The mooted procurement of nuclear power was thrust into the spotlight after it emerged during a Western Cape High Court case this week that the Minister of Energy, Tina Joemat-Pettersson, had signed a determination for the procurement of 9 600MW of nuclear energy on the basis of the Integrated Resource Plan (IRP).
Environmental justice groups Earthlife Africa Johannesburg and the Southern African Faith Communities Environment Institute went to court to question the legality of the nuclear procurement programme. The court postponed the matter to February.
Joemat-Pettersson’s decision has raised the ire of the renewable energy industry, with the South African Renewable Energy Council chairperson, Brenda Martin, saying the timing of the determination was baffling, given the ongoing public consultation process to update the IRP, which was promulgated in 2011.
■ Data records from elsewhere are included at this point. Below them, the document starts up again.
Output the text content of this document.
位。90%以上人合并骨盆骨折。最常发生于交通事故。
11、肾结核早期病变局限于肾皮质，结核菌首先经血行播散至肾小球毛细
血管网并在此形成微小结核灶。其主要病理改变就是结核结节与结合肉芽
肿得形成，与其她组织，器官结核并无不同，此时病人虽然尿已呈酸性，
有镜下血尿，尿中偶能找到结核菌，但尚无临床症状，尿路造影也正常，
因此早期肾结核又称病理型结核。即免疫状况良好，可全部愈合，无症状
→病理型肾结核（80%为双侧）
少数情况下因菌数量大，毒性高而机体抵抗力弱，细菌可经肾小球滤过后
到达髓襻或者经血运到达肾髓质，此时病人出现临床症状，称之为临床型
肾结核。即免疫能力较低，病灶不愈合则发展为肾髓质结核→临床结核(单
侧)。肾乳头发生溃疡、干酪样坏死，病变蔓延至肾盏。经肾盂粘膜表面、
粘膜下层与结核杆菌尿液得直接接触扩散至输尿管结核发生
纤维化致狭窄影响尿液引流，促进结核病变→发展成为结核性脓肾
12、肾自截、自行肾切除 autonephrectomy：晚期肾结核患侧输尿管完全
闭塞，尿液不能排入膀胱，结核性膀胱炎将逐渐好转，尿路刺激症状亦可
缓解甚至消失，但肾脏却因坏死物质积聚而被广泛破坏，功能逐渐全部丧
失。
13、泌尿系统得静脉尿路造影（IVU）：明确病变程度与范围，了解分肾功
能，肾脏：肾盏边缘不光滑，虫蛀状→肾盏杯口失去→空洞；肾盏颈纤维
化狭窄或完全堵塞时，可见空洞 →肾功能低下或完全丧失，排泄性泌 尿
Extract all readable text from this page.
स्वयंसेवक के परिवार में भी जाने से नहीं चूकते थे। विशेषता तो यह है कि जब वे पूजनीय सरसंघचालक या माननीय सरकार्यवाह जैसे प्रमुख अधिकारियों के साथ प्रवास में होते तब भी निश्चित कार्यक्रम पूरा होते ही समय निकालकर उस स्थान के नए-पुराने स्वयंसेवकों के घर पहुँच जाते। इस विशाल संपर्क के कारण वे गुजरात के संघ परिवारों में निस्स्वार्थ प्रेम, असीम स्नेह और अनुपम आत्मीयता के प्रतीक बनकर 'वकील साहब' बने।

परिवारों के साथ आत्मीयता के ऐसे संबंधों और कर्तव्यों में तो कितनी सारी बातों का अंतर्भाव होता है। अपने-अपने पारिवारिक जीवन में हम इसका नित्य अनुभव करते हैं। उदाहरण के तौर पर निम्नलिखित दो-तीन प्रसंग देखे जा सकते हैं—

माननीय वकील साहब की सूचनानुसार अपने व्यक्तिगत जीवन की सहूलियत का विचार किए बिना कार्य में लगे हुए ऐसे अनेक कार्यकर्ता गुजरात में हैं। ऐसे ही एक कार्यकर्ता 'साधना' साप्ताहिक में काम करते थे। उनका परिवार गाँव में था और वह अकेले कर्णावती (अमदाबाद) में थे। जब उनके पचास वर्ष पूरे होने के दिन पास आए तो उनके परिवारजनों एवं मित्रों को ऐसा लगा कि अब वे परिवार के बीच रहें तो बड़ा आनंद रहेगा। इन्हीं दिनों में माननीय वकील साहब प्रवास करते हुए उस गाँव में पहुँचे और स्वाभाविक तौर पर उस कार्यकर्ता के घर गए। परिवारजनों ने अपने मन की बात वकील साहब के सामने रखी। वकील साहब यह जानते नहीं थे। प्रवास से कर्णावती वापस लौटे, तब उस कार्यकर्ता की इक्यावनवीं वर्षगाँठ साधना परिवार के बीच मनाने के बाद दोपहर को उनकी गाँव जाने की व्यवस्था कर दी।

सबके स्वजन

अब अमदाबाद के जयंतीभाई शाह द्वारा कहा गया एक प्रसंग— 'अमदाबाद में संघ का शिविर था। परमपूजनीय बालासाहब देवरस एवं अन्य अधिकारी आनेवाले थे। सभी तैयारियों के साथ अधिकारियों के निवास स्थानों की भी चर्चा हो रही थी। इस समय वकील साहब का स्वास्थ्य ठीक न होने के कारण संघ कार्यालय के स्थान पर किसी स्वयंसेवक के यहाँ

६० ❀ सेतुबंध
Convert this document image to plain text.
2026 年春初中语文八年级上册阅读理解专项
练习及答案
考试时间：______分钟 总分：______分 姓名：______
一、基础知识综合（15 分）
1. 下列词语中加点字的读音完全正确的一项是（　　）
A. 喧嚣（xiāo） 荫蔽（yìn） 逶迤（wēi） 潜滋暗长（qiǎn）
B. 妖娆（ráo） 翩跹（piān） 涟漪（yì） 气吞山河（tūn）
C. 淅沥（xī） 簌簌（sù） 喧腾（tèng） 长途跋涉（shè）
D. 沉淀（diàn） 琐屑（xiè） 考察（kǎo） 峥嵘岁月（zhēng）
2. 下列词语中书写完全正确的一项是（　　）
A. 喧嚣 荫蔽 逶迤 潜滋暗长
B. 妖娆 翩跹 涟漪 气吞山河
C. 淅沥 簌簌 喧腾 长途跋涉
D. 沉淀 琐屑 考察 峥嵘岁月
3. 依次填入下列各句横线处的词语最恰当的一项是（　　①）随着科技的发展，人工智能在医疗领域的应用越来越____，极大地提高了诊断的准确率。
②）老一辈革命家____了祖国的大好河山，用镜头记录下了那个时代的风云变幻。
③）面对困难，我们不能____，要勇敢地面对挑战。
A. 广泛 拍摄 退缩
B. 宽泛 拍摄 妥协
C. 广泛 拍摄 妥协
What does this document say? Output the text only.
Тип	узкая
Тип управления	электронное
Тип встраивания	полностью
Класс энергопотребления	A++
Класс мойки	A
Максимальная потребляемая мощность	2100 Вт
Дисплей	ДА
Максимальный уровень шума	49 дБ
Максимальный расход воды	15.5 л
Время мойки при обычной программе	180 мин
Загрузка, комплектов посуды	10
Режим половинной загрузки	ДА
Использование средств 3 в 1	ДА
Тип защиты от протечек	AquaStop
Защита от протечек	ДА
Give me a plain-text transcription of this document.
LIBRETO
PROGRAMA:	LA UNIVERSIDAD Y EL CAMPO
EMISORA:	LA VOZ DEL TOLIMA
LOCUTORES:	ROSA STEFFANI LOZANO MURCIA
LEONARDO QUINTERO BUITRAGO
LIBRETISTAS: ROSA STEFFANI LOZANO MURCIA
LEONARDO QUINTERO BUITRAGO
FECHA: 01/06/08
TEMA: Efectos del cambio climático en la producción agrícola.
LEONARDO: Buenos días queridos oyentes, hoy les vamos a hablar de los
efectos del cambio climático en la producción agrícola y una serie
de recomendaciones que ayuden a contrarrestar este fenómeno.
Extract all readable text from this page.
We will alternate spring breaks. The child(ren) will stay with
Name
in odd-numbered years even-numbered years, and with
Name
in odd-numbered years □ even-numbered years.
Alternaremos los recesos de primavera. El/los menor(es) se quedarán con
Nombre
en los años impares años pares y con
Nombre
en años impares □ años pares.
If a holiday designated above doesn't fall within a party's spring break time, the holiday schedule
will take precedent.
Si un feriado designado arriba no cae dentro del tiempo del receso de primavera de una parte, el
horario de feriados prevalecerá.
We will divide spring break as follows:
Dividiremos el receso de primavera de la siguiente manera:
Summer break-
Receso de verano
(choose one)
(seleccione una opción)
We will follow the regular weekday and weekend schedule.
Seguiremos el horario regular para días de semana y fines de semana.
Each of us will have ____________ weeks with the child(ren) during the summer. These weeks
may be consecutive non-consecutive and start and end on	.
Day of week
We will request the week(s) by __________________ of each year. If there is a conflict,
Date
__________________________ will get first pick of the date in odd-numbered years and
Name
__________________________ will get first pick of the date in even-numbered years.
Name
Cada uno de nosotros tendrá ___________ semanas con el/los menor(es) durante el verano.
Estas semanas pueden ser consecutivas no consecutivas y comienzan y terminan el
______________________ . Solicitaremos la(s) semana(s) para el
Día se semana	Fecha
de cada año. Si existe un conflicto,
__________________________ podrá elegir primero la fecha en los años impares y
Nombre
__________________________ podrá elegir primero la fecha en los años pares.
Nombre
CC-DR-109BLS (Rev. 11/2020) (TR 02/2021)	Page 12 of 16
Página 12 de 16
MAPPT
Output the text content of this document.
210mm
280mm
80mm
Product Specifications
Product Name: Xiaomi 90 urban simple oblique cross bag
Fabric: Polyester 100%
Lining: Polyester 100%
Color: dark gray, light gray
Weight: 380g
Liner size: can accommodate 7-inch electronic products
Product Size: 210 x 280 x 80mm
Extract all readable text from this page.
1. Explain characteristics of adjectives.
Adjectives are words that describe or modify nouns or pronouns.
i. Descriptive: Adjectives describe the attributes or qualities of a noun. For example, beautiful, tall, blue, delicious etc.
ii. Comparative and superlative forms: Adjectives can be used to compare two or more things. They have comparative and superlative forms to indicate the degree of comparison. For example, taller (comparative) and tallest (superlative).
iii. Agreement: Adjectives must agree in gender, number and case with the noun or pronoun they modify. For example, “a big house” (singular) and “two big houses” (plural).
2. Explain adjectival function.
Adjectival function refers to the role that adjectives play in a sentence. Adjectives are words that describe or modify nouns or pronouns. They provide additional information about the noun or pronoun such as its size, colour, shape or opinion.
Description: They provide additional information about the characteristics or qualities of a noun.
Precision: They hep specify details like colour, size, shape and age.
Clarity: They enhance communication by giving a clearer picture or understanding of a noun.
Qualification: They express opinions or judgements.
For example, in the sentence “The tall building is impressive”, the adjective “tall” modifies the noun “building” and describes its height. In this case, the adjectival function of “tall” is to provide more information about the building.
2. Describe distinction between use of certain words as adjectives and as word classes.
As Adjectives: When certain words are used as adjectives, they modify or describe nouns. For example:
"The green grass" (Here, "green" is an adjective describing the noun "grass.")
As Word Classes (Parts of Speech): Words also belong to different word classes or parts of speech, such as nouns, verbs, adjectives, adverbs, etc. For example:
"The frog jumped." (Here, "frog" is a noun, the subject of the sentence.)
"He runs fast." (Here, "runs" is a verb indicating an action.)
“The draft version of the [Department of Energy’s] plan seriously questions whether nuclear power has a role to play in South Africa’s future generation mix with, at best, a requirement for additional nuclear power in 2037,” said Martin. In the face of the criticism of the nuclear programme, the department yesterday moved to defend the integrity of the mooted nuclear programme.
“The department wishes to reiterate that the South African government, including its state owned enterprises, have not entered into any deal or signed any contract for the procurement of nuclear power.
"The procurement process for the nuclear new build programme has not commenced.
“A fair, transparent, equitable, competitive and open procurement process will be followed in line with the constitution and the decisions of the cabinet.
"Eskom has been designated the procurer, owner and operator of nuclear power plants with (the South African Nuclear Energy Corporation) as an owner and operator of front-end fuel facilities, including the multi-purpose reactor,” it said. The department punted the nuclear programme, saying the programme would lead to job creation, develop skills, create industries, and contribute to the country's knowledge economy.”
The cabinet last year designated the South African Nuclear Energy Corporation (Necsa) as the implementing agent for the nuclear new build programme. This was meant to give Eskom time to focus on the Medupi, Kusile and Ingula projects and the energy problems the country was facing at the time.
It has since given that role to Eskom and has designated Necsa as the owner operator and procurer for nuclear fuel cycle and multi-purpose reactor.